Recetas para hacer un niño lector. Segunda parte

Recetas para hacer un niño lector
Recetas para hacer un niño lector
La lectura es una actividad que tiene algunos requerimientos. Si queréis que se implante el hábito lector en vuestros niños hay que cumplir con las exigencias de la lectura:

Calma y atención. Difícilmente se puede leer -o pretender que los niños lean- delante de la tele encendida o de la consola de videojuegos conectada. Reservad un tiempo para leer, sin interrupciones y sin prisas, para que el niño y su lectura sean los verdaderos protagonistas de ese momento.

Selección. Qué libros se le presentan al niño para leer es importante. Hay que conocer sus gustos y también tener claro la etapa de desarrollo personal en la que se encuentran. Pero, ¡cuidado!, las recomendaciones de edad que incluyen los libros infantiles son orientativas, no una regla a cumplir obligatoriamente. Al final, cada niño es un mundo y la selección de libros para ellos debe estar personalizada.

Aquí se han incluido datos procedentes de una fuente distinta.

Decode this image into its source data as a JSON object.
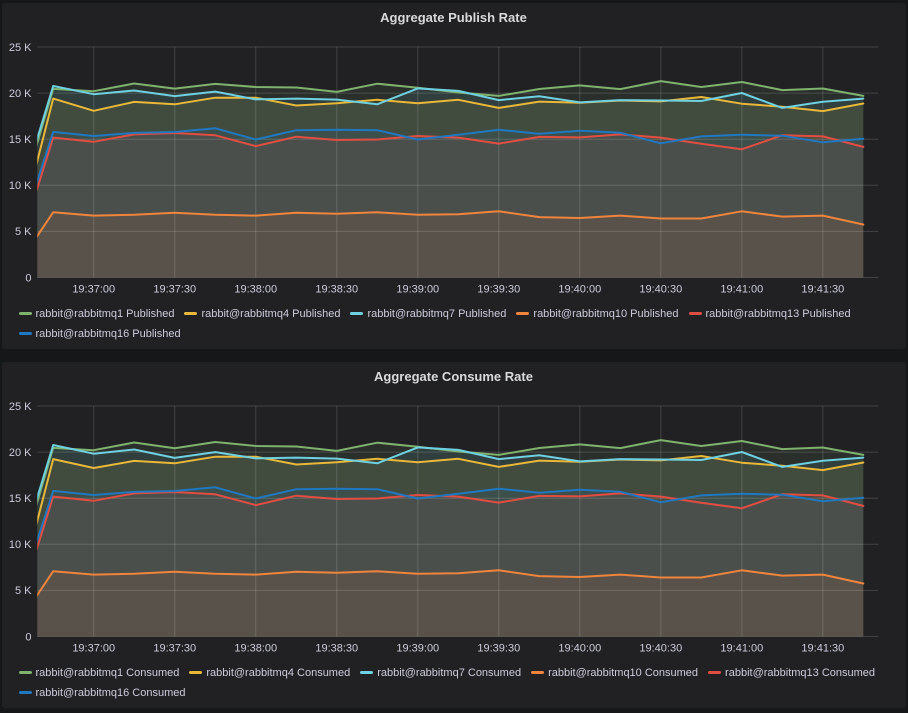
{
  "colors": {
    "page_background": "#161719",
    "panel_background": "#212124",
    "grid_line": "rgba(255,255,255,0.15)",
    "tick_text": "#ccccdc",
    "title_text": "#d8d9da"
  },
  "sample_times_sec": [
    0,
    15,
    30,
    45,
    60,
    75,
    90,
    105,
    120,
    135,
    150,
    165,
    180,
    195,
    210,
    225,
    240,
    255,
    270,
    285,
    300,
    315
  ],
  "chart_data": [
    {
      "type": "line",
      "title": "Aggregate Publish Rate",
      "xlabel": "",
      "ylabel": "",
      "grid": true,
      "legend_position": "bottom",
      "style": {
        "fill_opacity": 0.1,
        "line_width": 2
      },
      "y_axis": {
        "range": [
          0,
          25000
        ],
        "ticks": [
          {
            "value": 0,
            "label": "0"
          },
          {
            "value": 5000,
            "label": "5 K"
          },
          {
            "value": 10000,
            "label": "10 K"
          },
          {
            "value": 15000,
            "label": "15 K"
          },
          {
            "value": 20000,
            "label": "20 K"
          },
          {
            "value": 25000,
            "label": "25 K"
          }
        ]
      },
      "x_axis": {
        "window_sec": [
          9.1,
          320.5
        ],
        "tick_times_sec": [
          30,
          60,
          90,
          120,
          150,
          180,
          210,
          240,
          270,
          300
        ],
        "tick_labels": [
          "19:37:00",
          "19:37:30",
          "19:38:00",
          "19:38:30",
          "19:39:00",
          "19:39:30",
          "19:40:00",
          "19:40:30",
          "19:41:00",
          "19:41:30"
        ]
      },
      "series": [
        {
          "name": "rabbit@rabbitmq1 Published",
          "color": "#7EB26D",
          "values": [
            5500,
            20460,
            20210,
            21040,
            20490,
            21000,
            20660,
            20610,
            20130,
            21020,
            20590,
            20060,
            19700,
            20450,
            20840,
            20430,
            21300,
            20660,
            21200,
            20330,
            20500,
            19700
          ]
        },
        {
          "name": "rabbit@rabbitmq4 Published",
          "color": "#EAB839",
          "values": [
            2200,
            19400,
            18080,
            19050,
            18790,
            19500,
            19500,
            18660,
            18890,
            19270,
            18890,
            19270,
            18400,
            19080,
            18950,
            19200,
            19100,
            19580,
            18850,
            18530,
            18050,
            18870
          ]
        },
        {
          "name": "rabbit@rabbitmq7 Published",
          "color": "#6ED0E0",
          "values": [
            6300,
            20770,
            19880,
            20280,
            19680,
            20160,
            19320,
            19400,
            19300,
            18790,
            20510,
            20240,
            19240,
            19650,
            18990,
            19240,
            19200,
            19140,
            20010,
            18390,
            19070,
            19400
          ]
        },
        {
          "name": "rabbit@rabbitmq10 Published",
          "color": "#EF843C",
          "values": [
            500,
            7080,
            6710,
            6810,
            7020,
            6810,
            6710,
            7020,
            6920,
            7070,
            6810,
            6850,
            7180,
            6550,
            6450,
            6710,
            6400,
            6400,
            7180,
            6600,
            6710,
            5750
          ]
        },
        {
          "name": "rabbit@rabbitmq13 Published",
          "color": "#E24D42",
          "values": [
            1200,
            15170,
            14720,
            15520,
            15670,
            15420,
            14250,
            15270,
            14910,
            14970,
            15350,
            15170,
            14520,
            15250,
            15190,
            15520,
            15170,
            14510,
            13900,
            15430,
            15300,
            14160
          ]
        },
        {
          "name": "rabbit@rabbitmq16 Published",
          "color": "#1F78C1",
          "values": [
            2200,
            15790,
            15350,
            15680,
            15780,
            16180,
            14970,
            15980,
            16030,
            15980,
            14970,
            15480,
            16030,
            15600,
            15920,
            15710,
            14550,
            15300,
            15480,
            15380,
            14660,
            15040
          ]
        }
      ]
    },
    {
      "type": "line",
      "title": "Aggregate Consume Rate",
      "xlabel": "",
      "ylabel": "",
      "grid": true,
      "legend_position": "bottom",
      "style": {
        "fill_opacity": 0.1,
        "line_width": 2
      },
      "y_axis": {
        "range": [
          0,
          25000
        ],
        "ticks": [
          {
            "value": 0,
            "label": "0"
          },
          {
            "value": 5000,
            "label": "5 K"
          },
          {
            "value": 10000,
            "label": "10 K"
          },
          {
            "value": 15000,
            "label": "15 K"
          },
          {
            "value": 20000,
            "label": "20 K"
          },
          {
            "value": 25000,
            "label": "25 K"
          }
        ]
      },
      "x_axis": {
        "window_sec": [
          9.1,
          320.5
        ],
        "tick_times_sec": [
          30,
          60,
          90,
          120,
          150,
          180,
          210,
          240,
          270,
          300
        ],
        "tick_labels": [
          "19:37:00",
          "19:37:30",
          "19:38:00",
          "19:38:30",
          "19:39:00",
          "19:39:30",
          "19:40:00",
          "19:40:30",
          "19:41:00",
          "19:41:30"
        ]
      },
      "series": [
        {
          "name": "rabbit@rabbitmq1 Consumed",
          "color": "#7EB26D",
          "values": [
            5500,
            20460,
            20210,
            21040,
            20410,
            21100,
            20660,
            20610,
            20130,
            21020,
            20590,
            20060,
            19700,
            20450,
            20840,
            20430,
            21300,
            20660,
            21200,
            20330,
            20500,
            19700
          ]
        },
        {
          "name": "rabbit@rabbitmq4 Consumed",
          "color": "#EAB839",
          "values": [
            2200,
            19240,
            18280,
            19050,
            18790,
            19500,
            19500,
            18660,
            18890,
            19270,
            18890,
            19270,
            18400,
            19080,
            18950,
            19200,
            19100,
            19580,
            18850,
            18530,
            18050,
            18870
          ]
        },
        {
          "name": "rabbit@rabbitmq7 Consumed",
          "color": "#6ED0E0",
          "values": [
            6300,
            20770,
            19830,
            20280,
            19370,
            20000,
            19320,
            19400,
            19300,
            18790,
            20510,
            20240,
            19240,
            19650,
            18990,
            19240,
            19200,
            19140,
            20010,
            18390,
            19070,
            19400
          ]
        },
        {
          "name": "rabbit@rabbitmq10 Consumed",
          "color": "#EF843C",
          "values": [
            500,
            7080,
            6710,
            6810,
            7020,
            6810,
            6710,
            7020,
            6920,
            7070,
            6810,
            6850,
            7180,
            6550,
            6450,
            6710,
            6400,
            6400,
            7180,
            6600,
            6710,
            5750
          ]
        },
        {
          "name": "rabbit@rabbitmq13 Consumed",
          "color": "#E24D42",
          "values": [
            1200,
            15170,
            14720,
            15520,
            15670,
            15420,
            14250,
            15270,
            14910,
            14970,
            15350,
            15170,
            14520,
            15250,
            15190,
            15520,
            15170,
            14510,
            13900,
            15430,
            15300,
            14160
          ]
        },
        {
          "name": "rabbit@rabbitmq16 Consumed",
          "color": "#1F78C1",
          "values": [
            2200,
            15790,
            15350,
            15680,
            15780,
            16180,
            14970,
            15980,
            16030,
            15980,
            14970,
            15480,
            16030,
            15600,
            15920,
            15710,
            14550,
            15300,
            15480,
            15380,
            14660,
            15040
          ]
        }
      ]
    }
  ]
}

Libertad de elección. Imponerles a los niños una lectura que no les gusta es la mejor forma de fracasar en el objetivo de hacer niños lectores. Conclusión: los niños deben poder elegir los libros que más les gusten, y los adultos nos limitamos a seleccionar y orientar para que descubran y disfruten.


Para tener éxito en este triple cometido recomiendo a los padres que acudan a la biblioteca, que consulten a los bibliotecarios –que somos expertos en el mundo del libro y la lectura- y que permitan que los niños curioseen entre los estantes, investiguen, descubran y elijan sus propios favoritos.

Recordad que la lectura es un hábito que se puede implantar y que hay que cuidarlo para mantenerlo y acrecentarlo.